Once you get your FICO score, you may be wondering whether your score is a good one or if you have room for improvement. In general, a score over 700 is considered a great score. Scores in this range are more likely to get you lower interest rates, since you're considered to be a low risk borrower. If you have a score between 600 and 699, you are in fair shape, but you could definitely spend some time looking at how you can improve your score. Scores that range from 500 to 600 are considered low and can make it very difficult to obtain credit or loans and, if you are granted credit, you will likely have to pay significantly more in interest.
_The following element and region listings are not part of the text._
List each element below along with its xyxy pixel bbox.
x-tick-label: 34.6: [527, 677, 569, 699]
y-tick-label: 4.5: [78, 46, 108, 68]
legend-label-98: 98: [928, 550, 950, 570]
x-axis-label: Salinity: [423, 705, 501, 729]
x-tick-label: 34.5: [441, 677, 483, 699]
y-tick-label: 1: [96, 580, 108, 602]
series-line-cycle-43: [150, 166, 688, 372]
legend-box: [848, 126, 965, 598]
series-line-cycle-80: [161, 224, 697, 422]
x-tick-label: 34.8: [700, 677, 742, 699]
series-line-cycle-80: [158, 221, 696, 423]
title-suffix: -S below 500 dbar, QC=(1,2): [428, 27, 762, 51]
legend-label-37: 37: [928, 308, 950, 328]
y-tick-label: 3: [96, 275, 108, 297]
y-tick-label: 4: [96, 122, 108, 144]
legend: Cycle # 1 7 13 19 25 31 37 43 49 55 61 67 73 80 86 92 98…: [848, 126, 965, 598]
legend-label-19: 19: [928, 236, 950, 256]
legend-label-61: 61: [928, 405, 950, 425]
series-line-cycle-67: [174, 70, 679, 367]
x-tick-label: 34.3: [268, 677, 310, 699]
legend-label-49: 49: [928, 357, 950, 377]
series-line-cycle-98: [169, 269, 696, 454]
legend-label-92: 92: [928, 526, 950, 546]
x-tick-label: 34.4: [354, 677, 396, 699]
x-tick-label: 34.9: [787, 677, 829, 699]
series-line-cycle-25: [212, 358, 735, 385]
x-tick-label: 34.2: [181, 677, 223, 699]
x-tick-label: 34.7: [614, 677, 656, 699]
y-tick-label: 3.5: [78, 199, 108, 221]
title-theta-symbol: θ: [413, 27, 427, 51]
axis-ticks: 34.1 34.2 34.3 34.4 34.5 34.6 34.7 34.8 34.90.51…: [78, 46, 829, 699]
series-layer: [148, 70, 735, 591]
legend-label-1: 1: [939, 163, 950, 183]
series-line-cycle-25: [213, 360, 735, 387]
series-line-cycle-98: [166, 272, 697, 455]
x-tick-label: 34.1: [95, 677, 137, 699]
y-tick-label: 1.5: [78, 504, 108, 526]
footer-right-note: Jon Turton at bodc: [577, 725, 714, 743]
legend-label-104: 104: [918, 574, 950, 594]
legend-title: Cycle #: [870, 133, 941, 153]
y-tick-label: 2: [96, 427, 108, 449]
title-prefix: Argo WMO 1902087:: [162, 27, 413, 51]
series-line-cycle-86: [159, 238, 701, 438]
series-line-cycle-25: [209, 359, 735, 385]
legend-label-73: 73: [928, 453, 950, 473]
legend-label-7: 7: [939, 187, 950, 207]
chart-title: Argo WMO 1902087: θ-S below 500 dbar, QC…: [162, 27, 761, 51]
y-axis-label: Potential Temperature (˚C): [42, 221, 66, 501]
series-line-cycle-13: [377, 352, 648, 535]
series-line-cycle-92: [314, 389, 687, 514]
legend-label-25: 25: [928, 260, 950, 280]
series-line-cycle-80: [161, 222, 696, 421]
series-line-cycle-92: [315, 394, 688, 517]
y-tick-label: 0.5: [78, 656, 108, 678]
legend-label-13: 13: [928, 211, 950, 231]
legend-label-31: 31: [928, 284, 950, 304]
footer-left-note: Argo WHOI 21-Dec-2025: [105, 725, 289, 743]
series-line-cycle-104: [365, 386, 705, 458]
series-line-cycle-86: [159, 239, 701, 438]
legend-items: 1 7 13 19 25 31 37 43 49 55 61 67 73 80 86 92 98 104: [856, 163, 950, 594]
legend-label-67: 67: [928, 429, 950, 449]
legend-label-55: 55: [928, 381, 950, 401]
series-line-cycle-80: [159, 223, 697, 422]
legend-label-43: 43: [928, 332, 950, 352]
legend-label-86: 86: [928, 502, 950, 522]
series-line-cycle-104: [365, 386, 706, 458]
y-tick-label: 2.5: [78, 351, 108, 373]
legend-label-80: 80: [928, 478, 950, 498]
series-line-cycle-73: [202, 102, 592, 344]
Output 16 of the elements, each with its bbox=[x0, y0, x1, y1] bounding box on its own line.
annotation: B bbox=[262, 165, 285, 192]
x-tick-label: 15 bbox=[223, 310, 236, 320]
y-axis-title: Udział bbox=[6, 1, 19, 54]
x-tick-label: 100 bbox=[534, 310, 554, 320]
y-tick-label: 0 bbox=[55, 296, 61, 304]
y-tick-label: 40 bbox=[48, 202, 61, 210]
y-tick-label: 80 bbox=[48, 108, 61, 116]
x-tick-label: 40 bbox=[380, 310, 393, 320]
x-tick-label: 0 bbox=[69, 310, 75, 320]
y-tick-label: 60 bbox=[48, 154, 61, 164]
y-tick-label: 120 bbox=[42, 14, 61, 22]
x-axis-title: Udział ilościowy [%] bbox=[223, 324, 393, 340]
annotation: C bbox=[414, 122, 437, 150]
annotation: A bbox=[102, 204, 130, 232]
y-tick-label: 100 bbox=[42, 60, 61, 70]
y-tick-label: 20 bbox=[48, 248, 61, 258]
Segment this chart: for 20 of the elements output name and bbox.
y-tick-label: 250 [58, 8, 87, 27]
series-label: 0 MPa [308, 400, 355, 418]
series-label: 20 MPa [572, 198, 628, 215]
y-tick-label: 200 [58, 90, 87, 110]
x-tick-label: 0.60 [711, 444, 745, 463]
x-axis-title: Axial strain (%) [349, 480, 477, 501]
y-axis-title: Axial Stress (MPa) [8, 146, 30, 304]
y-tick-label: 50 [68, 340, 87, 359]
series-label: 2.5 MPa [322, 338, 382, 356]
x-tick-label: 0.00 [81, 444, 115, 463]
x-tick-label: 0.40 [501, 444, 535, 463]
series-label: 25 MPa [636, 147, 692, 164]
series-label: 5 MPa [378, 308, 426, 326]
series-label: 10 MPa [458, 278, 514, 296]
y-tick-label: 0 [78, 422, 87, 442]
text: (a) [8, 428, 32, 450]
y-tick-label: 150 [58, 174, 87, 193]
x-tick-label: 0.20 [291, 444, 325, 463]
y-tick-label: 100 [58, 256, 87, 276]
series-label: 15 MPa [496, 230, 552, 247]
How Can Your Score Affect You?
Your FICO score is commonly used by lenders as a way to determine if and how they will provide you with a loan. Everyone from car dealerships, landlords, banks, mortgage lenders, and credit card companies will calculate your credit score so that they can determine both if they will work with you as well as the interest rate that you will be granted. Even some employers use your credit score to determine your eligibility for the job. This is particularly true if the job will involve handling finances for the company. In short, your FICO score can truly touch every aspect of your life.
How to Improve Your FICO Score
While improving your FICO score is certainly not an easy task, there are a number of ways to go about it. Making sure that you stay up-to-date on your payments is the most effective way to bolster your score. Additionally, keep your debt low, avoid opening additional credit accounts, and think twice before closing old accounts that you have held for a long period of time.